Now think of a cube where each face is cut up in a similar way
splitting the cube into 27 smaller cuboids. The volume of the cube
is $(a + b + c)^3$ . We get the formula for the expansion by adding
27 volumes as shown in the diagrams above and in the table.

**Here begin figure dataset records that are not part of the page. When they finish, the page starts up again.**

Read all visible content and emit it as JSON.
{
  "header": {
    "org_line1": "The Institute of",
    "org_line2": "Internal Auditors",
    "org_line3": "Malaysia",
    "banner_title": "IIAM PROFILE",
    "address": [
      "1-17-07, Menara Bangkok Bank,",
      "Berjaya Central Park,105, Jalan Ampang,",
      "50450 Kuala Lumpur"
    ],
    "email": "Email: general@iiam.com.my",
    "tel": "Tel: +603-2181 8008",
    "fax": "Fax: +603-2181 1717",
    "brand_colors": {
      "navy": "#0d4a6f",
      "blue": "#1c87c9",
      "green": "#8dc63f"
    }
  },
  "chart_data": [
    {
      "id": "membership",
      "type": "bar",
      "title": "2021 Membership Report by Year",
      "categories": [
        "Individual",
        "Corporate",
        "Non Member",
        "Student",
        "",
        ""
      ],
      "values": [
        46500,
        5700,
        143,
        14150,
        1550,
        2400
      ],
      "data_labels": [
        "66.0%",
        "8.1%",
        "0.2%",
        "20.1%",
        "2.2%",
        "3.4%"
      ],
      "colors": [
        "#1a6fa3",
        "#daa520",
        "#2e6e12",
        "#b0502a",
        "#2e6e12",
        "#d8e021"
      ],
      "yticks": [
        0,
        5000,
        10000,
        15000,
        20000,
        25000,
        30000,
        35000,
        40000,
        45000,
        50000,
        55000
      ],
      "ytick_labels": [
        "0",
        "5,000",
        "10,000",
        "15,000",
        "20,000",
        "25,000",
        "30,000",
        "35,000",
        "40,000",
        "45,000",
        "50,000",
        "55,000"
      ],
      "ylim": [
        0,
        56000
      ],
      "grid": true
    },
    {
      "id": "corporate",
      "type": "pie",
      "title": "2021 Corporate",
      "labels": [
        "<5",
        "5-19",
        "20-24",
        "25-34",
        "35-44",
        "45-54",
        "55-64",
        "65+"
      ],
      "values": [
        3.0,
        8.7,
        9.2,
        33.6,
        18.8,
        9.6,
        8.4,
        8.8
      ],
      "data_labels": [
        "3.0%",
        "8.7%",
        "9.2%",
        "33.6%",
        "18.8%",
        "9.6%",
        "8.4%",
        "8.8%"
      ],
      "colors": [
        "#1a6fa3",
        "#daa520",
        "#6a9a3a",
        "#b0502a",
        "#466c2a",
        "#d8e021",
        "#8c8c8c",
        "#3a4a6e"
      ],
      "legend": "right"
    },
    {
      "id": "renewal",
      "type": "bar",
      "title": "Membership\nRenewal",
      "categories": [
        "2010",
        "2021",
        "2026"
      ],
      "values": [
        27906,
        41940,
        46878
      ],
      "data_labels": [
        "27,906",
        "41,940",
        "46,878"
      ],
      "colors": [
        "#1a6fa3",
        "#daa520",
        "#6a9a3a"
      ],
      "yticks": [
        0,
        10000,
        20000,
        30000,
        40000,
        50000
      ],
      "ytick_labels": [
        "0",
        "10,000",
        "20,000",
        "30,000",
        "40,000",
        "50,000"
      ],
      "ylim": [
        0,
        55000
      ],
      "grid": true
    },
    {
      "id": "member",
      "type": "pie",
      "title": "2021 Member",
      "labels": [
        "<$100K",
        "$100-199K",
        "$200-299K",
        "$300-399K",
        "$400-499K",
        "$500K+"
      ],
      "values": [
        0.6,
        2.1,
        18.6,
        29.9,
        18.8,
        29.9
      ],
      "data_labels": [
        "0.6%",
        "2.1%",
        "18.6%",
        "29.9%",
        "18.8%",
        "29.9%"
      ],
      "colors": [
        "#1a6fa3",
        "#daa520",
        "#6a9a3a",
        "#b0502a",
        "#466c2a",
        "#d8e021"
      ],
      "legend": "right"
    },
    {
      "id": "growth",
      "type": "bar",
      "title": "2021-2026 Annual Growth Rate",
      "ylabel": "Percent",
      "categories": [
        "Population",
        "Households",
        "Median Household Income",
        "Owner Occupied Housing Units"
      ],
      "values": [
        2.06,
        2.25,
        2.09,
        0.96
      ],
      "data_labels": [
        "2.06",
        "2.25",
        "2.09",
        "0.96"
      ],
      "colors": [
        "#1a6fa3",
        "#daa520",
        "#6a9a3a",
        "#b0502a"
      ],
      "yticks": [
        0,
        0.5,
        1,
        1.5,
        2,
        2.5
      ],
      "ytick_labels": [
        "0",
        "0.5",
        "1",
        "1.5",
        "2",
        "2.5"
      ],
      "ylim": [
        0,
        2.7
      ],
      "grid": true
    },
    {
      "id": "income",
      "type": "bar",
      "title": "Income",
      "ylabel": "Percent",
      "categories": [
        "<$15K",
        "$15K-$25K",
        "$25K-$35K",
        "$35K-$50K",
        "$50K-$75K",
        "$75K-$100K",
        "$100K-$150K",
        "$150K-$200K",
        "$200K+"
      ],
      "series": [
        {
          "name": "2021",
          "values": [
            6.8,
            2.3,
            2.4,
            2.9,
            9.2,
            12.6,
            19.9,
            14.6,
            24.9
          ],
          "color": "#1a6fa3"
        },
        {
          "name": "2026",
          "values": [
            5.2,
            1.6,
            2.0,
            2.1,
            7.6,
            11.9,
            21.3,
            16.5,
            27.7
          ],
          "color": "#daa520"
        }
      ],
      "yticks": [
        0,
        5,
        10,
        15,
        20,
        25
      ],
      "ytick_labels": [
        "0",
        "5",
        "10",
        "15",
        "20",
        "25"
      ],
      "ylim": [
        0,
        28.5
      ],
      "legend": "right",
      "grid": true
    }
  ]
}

The cube has been split into 3 diagrams. The first is the top
layer of the cube, with depth a, so the volumes of each of the
cuboids is the area of the rectangle multiplied by a. The same is
done for the layers below of depth b and c, so the total of the
volumes of the cuboids is equivalent to $(a+b+c)^3$. The expression
labelling each cuboid is the volume of that cuboid.

Top Layer  $a^2$  $ 2a^2b$  $2a^2c$  $ab^2$  $ac^2$  $2abc$  

Middle Layer  $b^3$  $ a^2b$  $2ab^2$  $2bc^2  $bc^2$  $2abc$  
Bottom Layer  $c^3$  $a^2c$  $2ac^2$  $b^2c$  $2bc^2$  $2abc$ 
Adding the volumes we get
$(a+b+c)^3 = a^3 + b^3 + c^3+ 3a^2b+3a^2c+3ab^2+3ac^2 +3b^2c+3bc^2+6abc$.